Avrami Kinetics of Cylindrical Growth Under Hard-Wall Confinement: A Monte Carlo Study of Thin Film Crystallization

The Johnson–Mehl–Avrami–Kolmogorov (JMAK) formalism provides a classical framework for describing polymer crystallization kinetics; its applicability under finite-domain confinement requires quantitative assessment. In this work, the influence of one-dimensional geometric restriction on cylindrical growth in polymer thin films is investigated using a stochastic Monte Carlo approach. The model considers site-saturated nucleation on randomly distributed cylindrical nanofibers with constant radial growth velocity under hard-wall boundary conditions. Crystallization kinetics were evaluated through automated segmented regression of the double-logarithmic JMAK representation. Under confinement, the Avrami plot departs from single-slope linearity and exhibits two successive quasi-linear regimes characterized by effective parameter pairs (n₁, ln k₁) and (n₂, ln k₂).

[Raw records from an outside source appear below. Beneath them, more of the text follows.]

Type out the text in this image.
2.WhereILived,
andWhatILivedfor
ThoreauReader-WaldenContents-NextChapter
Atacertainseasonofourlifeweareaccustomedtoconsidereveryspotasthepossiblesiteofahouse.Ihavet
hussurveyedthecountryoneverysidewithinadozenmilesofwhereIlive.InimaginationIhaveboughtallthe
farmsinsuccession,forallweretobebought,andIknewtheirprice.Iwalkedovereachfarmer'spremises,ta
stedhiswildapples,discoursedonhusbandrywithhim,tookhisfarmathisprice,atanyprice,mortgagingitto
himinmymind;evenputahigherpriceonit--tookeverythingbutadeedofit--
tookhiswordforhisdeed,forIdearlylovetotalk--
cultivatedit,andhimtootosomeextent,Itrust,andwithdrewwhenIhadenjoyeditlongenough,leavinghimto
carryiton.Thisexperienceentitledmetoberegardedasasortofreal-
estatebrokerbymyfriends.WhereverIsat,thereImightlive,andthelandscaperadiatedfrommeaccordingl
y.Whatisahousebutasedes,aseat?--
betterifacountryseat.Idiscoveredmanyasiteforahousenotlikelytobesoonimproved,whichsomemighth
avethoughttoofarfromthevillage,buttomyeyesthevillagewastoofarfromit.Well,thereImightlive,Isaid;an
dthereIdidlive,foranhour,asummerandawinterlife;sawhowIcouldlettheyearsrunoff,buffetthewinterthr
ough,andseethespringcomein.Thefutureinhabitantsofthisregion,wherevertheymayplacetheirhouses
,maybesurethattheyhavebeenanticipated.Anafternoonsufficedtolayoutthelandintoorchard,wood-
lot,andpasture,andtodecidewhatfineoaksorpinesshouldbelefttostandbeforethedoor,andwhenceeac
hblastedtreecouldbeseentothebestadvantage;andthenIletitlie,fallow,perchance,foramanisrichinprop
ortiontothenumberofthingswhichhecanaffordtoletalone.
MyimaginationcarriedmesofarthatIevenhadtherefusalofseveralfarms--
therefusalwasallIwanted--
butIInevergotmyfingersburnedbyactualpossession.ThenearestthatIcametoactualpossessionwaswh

The primary exponent n₁ remains thickness-independent, consistent with early-stage radial expansion prior to boundary interaction. The secondary exponent n₂ displays a non-monotonic dependence on reduced film thickness, reflecting the competing influence of wall-induced truncation and inter-fiber impingement on late-stage transformation. These results support a geometric interpretation in which finite-domain constraints modify effective growth dimensionality and provide a reproducible framework for analyzing dual-regime Avrami behavior in confined crystallization systems.